Elle trouve auprès de cet homme une satisfaction sensuelle et de l'amour. Mais ce compagnon idéal fait de mauvaises affaires et sa première épouse le ruine par ses exigences financières toujours renouvelées. Jeanne paie pour deux: "Il est tout et il n'a rien, j'ai tout et je ne suis rien", me dira-t-elle.

N'est-ce pas le modèle d'une inversion des sexes propre à l'hystérie ? Le complexe de masculinité de Jeanne se paie cher. Elle voit dans son partenaire un être à qui quelque chose est dérobé par une femme, une autre femme qui s'autorise de son privilège d'épouse délaissée et de sa position de mère.

Si Jeanne reçoit de nombreuses lettres d'amour de son compagnon, elle reçoit aussi beaucoup de commandements d'huissier. Mais elle reste insaisissable, elle n'est pas son amant, et les contraintes par corps de la justice échoueront, elle est sûre d'échapper à la saisie.

 

Marie

Marie, elle, est triste et migraineuse. Pourtant, son mari fait tout pour cette femme et pour ses enfants. Il lui donne ce qu'il n'a pas et, pour ce faire, emprunte sans compter, afin d'offrir maison, confort et vacances à sa famille. Cela jusqu'à précipiter tout le monde dans la banqueroute.

Dans les étreintes amoureuses, Marie est indifférente, elle ne tire du plaisir qu'à s'imaginer forcée, violentée et battue par un homme anonyme. Elle attribue sa précarité sociale et les aléas de son couple à ce fantasme masochiste. Marie pense qu'elle aime le malheur parce qu'elle désire la souffrance.

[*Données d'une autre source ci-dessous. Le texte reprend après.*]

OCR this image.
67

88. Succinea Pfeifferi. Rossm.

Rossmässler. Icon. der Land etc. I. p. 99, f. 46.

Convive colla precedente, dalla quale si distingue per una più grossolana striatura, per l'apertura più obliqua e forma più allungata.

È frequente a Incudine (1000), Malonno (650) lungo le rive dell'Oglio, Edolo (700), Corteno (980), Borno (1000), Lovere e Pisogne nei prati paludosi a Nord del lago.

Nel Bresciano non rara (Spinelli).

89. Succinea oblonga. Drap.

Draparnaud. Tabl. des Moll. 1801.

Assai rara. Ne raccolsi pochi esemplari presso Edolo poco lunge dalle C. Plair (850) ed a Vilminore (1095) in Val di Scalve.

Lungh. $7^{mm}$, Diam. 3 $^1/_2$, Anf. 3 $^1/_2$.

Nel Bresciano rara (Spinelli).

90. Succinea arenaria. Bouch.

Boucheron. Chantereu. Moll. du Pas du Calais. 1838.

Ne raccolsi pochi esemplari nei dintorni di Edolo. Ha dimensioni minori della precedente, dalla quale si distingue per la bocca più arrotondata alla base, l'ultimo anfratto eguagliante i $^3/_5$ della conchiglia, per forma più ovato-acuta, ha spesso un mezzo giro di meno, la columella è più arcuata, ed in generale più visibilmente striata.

Dans un rêve, la jeune femme voit une petite fille à terre, le visage en sang, évanouie. Elle pense qu'il s'agit d'elle jusqu'à ce que je lui demande quel pourrait être le nom de cette enfant aux traits inconnus. Aussitôt lui vient le nom de sa meilleure amie de classe, une petite fille issue d'une riche famille très considérée par sa mère. La mère de Marie n'avait pas de mots trop flatteurs pour sa camarade, si bien qu'à la fin elle avait fini par fracasser un jouet sur le crâne de sa jeune amie. Marie avait oublié ce souvenir. Serait-elle violente alors que la violence lui a toujours fait horreur ? Son père était violent, mais elle tremble à l'idée de faire souffrir ou de blesser ceux dont elle a la charge. Est-ce alors par culpabilité que Marie s'inflige ces souffrances par l'intermédiaire de son mari si doux ?

 

Odette

Odette a été dans son enfance le pilier d'une famille nombreuse. Sa mère régulièrement ramenait de la clinique un nouveau bébé qu'elle installait sans un mot dans le lit d'un aîné. L'enfant sérieuse qu'elle était souffrait plus du silence de la mère sur l'irruption de ce cadet que de cette intrusion dans le cercle familial. La mère d'Odette n'avait rien à dire parce que, profondément religieuse, elle avait pour interlocuteur Dieu qui justifiait ses actes et la dispensait de tout commentaire, illustrant l'adage: ce que femme veut, Dieu le veut.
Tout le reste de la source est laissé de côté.